Verklaart bewezen dat de verdachte het onder 2 ten laste gelegde feit heeft begaan zoals hiervoor onder 3.4 weergegeven.
Verklaart niet bewezen wat aan de verdachte onder 2 meer of anders is ten laste gelegd dan hierboven als bewezen is aangenomen en spreekt hem daarvan vrij.
Bepaalt dat het onder 2 bewezen verklaarde feit het hierboven onder 4 vermelde strafbare feit oplevert.
Verklaart de verdachte hiervoor strafbaar.

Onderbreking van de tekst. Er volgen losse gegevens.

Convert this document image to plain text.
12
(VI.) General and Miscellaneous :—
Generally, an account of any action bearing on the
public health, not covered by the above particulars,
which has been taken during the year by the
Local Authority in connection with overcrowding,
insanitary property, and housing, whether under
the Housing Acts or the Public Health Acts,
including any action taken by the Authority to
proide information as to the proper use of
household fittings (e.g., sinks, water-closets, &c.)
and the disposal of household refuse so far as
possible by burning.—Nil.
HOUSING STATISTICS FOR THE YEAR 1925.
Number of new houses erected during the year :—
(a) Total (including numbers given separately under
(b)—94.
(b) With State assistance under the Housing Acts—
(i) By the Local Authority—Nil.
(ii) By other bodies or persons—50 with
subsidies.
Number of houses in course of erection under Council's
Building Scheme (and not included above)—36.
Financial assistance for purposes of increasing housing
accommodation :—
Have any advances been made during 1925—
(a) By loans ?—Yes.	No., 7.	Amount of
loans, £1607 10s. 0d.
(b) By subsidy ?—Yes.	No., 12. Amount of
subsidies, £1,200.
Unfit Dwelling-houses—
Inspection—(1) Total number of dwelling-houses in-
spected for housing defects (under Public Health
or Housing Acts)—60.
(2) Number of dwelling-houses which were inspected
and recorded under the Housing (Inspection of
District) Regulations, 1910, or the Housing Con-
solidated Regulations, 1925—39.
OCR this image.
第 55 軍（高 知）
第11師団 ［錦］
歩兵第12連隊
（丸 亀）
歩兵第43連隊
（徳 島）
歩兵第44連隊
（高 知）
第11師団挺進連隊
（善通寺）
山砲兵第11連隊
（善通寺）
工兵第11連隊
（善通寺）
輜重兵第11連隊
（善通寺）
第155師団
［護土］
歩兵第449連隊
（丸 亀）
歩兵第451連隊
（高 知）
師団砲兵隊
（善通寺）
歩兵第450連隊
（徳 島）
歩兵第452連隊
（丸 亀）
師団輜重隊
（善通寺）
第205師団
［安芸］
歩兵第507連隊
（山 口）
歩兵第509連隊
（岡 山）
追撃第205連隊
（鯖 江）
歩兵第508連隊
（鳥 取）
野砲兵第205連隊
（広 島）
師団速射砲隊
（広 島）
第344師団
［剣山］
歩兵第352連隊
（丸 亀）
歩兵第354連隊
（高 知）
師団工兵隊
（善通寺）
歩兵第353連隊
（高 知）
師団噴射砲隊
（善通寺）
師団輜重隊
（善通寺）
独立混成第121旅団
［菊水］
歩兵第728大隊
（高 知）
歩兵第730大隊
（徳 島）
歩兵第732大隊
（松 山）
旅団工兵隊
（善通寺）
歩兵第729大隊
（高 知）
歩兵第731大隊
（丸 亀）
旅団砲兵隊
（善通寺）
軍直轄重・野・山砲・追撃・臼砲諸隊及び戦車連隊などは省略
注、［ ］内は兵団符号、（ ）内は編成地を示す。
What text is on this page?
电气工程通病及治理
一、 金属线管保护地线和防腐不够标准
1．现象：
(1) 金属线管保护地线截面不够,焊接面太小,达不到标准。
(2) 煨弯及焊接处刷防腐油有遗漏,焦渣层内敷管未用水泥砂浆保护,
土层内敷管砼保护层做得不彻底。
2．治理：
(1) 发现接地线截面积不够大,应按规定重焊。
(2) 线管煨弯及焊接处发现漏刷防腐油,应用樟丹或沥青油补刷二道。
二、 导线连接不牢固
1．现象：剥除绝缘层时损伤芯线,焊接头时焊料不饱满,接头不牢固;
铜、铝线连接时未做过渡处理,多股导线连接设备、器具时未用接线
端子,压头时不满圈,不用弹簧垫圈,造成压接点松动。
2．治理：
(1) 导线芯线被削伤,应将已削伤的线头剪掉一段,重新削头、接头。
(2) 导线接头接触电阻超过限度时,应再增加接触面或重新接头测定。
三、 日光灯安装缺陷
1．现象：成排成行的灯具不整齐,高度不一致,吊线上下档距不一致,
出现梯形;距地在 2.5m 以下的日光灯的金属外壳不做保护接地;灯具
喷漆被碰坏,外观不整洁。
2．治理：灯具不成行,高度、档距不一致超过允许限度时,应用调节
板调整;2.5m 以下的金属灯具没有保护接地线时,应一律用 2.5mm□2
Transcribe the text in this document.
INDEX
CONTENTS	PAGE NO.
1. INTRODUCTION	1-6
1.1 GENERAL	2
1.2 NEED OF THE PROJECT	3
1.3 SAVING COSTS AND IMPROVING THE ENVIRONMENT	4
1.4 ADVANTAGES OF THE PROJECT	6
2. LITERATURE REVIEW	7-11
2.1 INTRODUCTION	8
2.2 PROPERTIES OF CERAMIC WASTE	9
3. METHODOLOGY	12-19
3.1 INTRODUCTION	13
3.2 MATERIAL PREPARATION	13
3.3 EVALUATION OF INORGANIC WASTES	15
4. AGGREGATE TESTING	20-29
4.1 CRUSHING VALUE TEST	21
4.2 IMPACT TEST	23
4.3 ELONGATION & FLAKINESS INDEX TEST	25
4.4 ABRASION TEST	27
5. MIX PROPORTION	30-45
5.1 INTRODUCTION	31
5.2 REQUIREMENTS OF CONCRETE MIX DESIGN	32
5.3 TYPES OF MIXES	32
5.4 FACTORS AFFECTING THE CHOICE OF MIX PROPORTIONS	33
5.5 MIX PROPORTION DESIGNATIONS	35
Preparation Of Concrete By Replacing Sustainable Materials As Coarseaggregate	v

Veroordeelt verdachte tot een gevangenisstraf voor de duur van
2 (twee) MAANDEN.
Bepaalt dat de tijd die verdachte vóór de tenuitvoerlegging van dit vonnis in verzekering en voorlopige hechtenis heeft doorgebracht, bij de tenuitvoerlegging van de opgelegde gevangenisstraf in mindering wordt gebracht, voor zover die tijd niet reeds op een andere straf in mindering is gebracht.
Onttrekt aan het verkeer:
1. STK Revolver (Omschrijving: Goednummer: 1242257, zwart)
6 STK Munitie (Omschrijving: Goednummer: 1242262).
Heft op het reeds geschorste bevel tot voorlopige hechtenis van verdachte.
Samenstelling rechtbank en uitspraakdatum
Dit vonnis is gewezen door
mr. M. Ramondt, voorzitter,
mr. C.S. Schoorl en mr. A.M.C. de Haan, rechters,
in tegenwoordigheid van de griffier D.H. Geuze,
en uitgesproken op de openbare terechtzitting van 23 mei 2023.
Mr. M. Ramondt is buiten staat dit vonnis mede te ondertekenen.